In the letter, CUNA President/CEO Bill Cheney commended the CFPB's efforts to ensure payday lenders will be subject to appropriate standards and accountability. However, he said, these efforts must focus on unregulated abusers. Cheney also urged the CFPB to "refrain from adopting new rules that apply to all lenders and that tend to eliminate a diversity of approaches that may be adopted by those with no record of abuse or inadequate existing regulation."
The CUNA commentary follows last week's release of a CFPB study that found many payday loan borrowers face a harmful combination of loose lending standards, high costs, and risky loan structures.
Cheney emphasized that credit unions and CUNA are committed to providing safe and affordable alternatives to predatory payday lenders. "These products address a real need for small-dollar, short-term credit by consumers, while discouraging over-dependence on such credit and helping members to move toward financial stability," he added.
Loans from federal credit unions are generally limited to an annual percentage rate of no more than 18%, although there is some flexibility under the National Credit Union Administration's short-term, small amount loan program.

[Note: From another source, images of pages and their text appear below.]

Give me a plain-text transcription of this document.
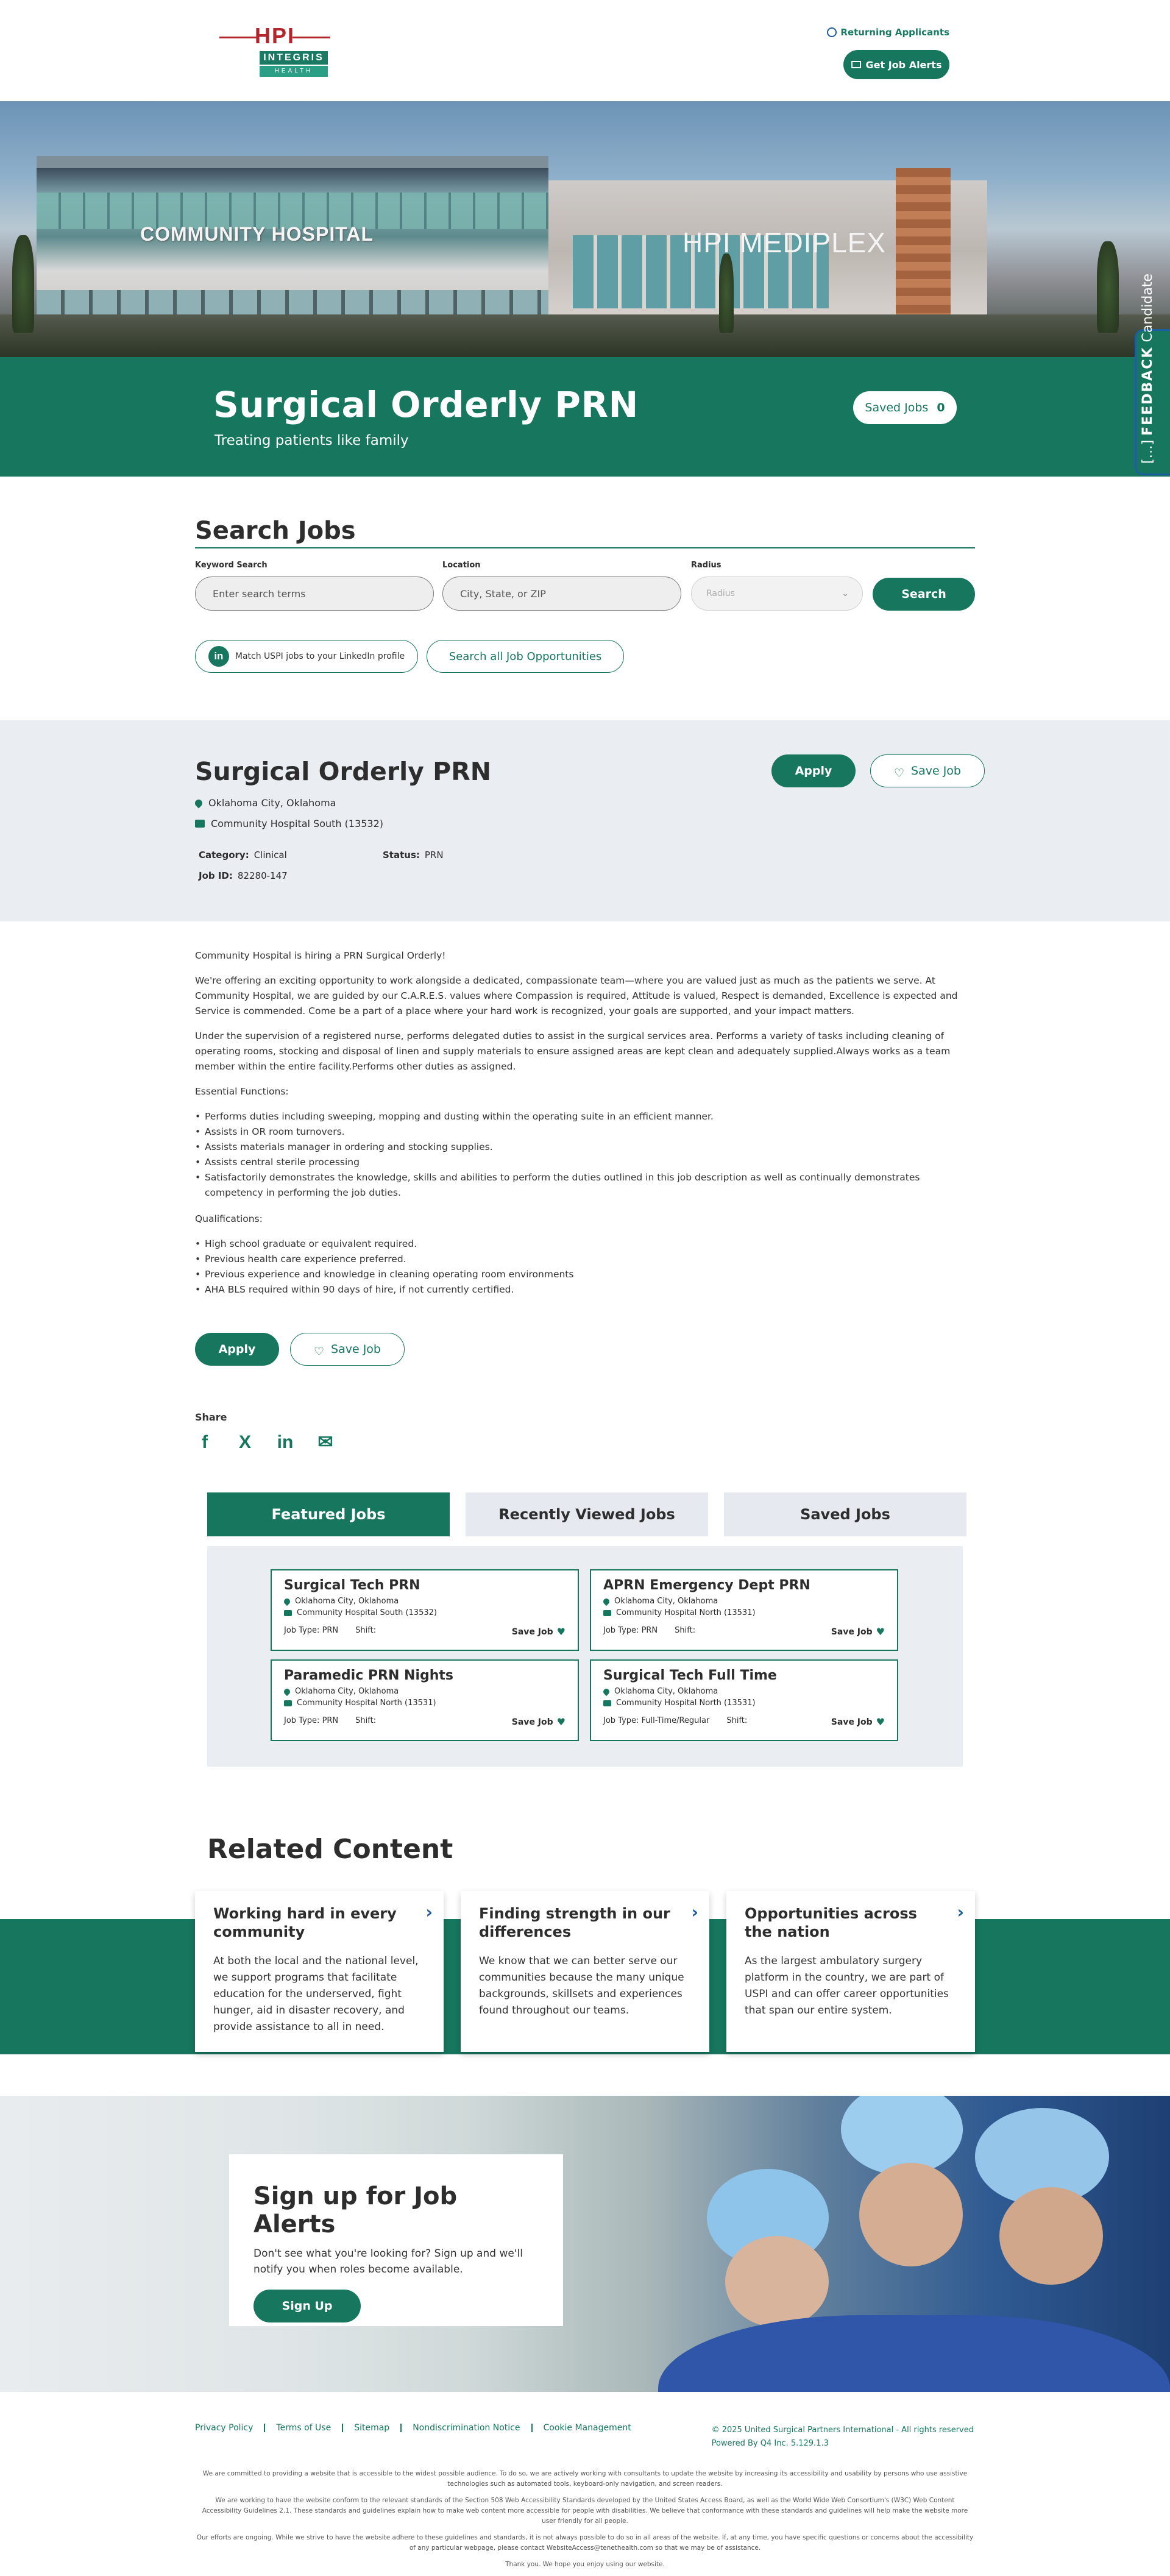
HPI
INTEGRIS
HEALTH
Returning Applicants
Get Job Alerts
COMMUNITY HOSPITAL	HPI MEDIPLEX
Surgical Orderly PRN
Treating patients like family
Saved Jobs 0
[…] FEEDBACK Candidate
Search Jobs
Keyword Search	Location	Radius
Enter search terms	City, State, or ZIP	Radius	⌄	Search
in	Match USPI jobs to your LinkedIn profile	Search all Job Opportunities
Surgical Orderly PRN
Oklahoma City, Oklahoma
Community Hospital South (13532)
Category: Clinical	Status: PRN
Job ID: 82280-147
Apply	♡ Save Job

Community Hospital is hiring a PRN Surgical Orderly!

We're offering an exciting opportunity to work alongside a dedicated, compassionate team—where you are valued just as much as the patients we serve. At Community Hospital, we are guided by our C.A.R.E.S. values where Compassion is required, Attitude is valued, Respect is demanded, Excellence is expected and Service is commended. Come be a part of a place where your hard work is recognized, your goals are supported, and your impact matters.

Under the supervision of a registered nurse, performs delegated duties to assist in the surgical services area. Performs a variety of tasks including cleaning of operating rooms, stocking and disposal of linen and supply materials to ensure assigned areas are kept clean and adequately supplied.Always works as a team member within the entire facility.Performs other duties as assigned.

Essential Functions:

• Performs duties including sweeping, mopping and dusting within the operating suite in an efficient manner.
• Assists in OR room turnovers.
• Assists materials manager in ordering and stocking supplies.
• Assists central sterile processing
• Satisfactorily demonstrates the knowledge, skills and abilities to perform the duties outlined in this job description as well as continually demonstrates competency in performing the job duties.

Qualifications:

• High school graduate or equivalent required.
• Previous health care experience preferred.
• Previous experience and knowledge in cleaning operating room environments
• AHA BLS required within 90 days of hire, if not currently certified.
Apply	♡ Save Job
Share
f	X in ✉
Featured Jobs	Recently Viewed Jobs	Saved Jobs
Surgical Tech PRN
Oklahoma City, Oklahoma
Community Hospital South (13532)
Job Type: PRN Shift:	Save Job ♥
APRN Emergency Dept PRN
Oklahoma City, Oklahoma
Community Hospital North (13531)
Job Type: PRN Shift:	Save Job ♥
Paramedic PRN Nights
Oklahoma City, Oklahoma
Community Hospital North (13531)
Job Type: PRN Shift:	Save Job ♥
Surgical Tech Full Time
Oklahoma City, Oklahoma
Community Hospital North (13531)
Job Type: Full-Time/Regular Shift:	Save Job ♥
Related Content
Working hard in every community
›
At both the local and the national level, we support programs that facilitate education for the underserved, fight hunger, aid in disaster recovery, and provide assistance to all in need.
Finding strength in our differences
›
We know that we can better serve our communities because the many unique backgrounds, skillsets and experiences found throughout our teams.
Opportunities across the nation
›
As the largest ambulatory surgery platform in the country, we are part of USPI and can offer career opportunities that span our entire system.
Sign up for Job Alerts

Don't see what you're looking for? Sign up and we'll notify you when roles become available.

Sign Up
Privacy Policy	Terms of Use	Sitemap	Nondiscrimination Notice	Cookie Management	© 2025 United Surgical Partners International - All rights reserved
Powered By Q4 Inc. 5.129.1.3

We are committed to providing a website that is accessible to the widest possible audience. To do so, we are actively working with consultants to update the website by increasing its accessibility and usability by persons who use assistive technologies such as automated tools, keyboard-only navigation, and screen readers.

We are working to have the website conform to the relevant standards of the Section 508 Web Accessibility Standards developed by the United States Access Board, as well as the World Wide Web Consortium's (W3C) Web Content Accessibility Guidelines 2.1. These standards and guidelines explain how to make web content more accessible for people with disabilities. We believe that conformance with these standards and guidelines will help make the website more user friendly for all people.

Our efforts are ongoing. While we strive to have the website adhere to these guidelines and standards, it is not always possible to do so in all areas of the website. If, at any time, you have specific questions or concerns about the accessibility of any particular webpage, please contact WebsiteAccess@tenethealth.com so that we may be of assistance.

Thank you. We hope you enjoy using our website.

That program permits federal credit unions to charge an interest rate that is a maximum of 10 percentage points above the established usury ceiling at that time. For now, this amounts to an interest rate ceiling of 28%. Most credit unions offering payday loan alternatives also limit fees, provide member financial counseling, and encourage members to open savings accounts.
CUNA plans to meet with the bureau on payday loan issues soon.
The letter also addressed another topic of concern to credit unions: The CFPB's final International Remittance Transfer Rule that was issued this week. (Use the resource link for May 1 News Now story: Final CFPB Remittance Rule Is Effective Oct 28.) "While we remain concerned that the exemption level is far too low, the final rule includes several improvements that CUNA urged the agency to adopt and we want to acknowledge your effort to address those issues," Cheney said. CUNA is surveying member credit unions on how the changes could impact their current remittance practices, and will share the results of the survey with the CFPB, he added.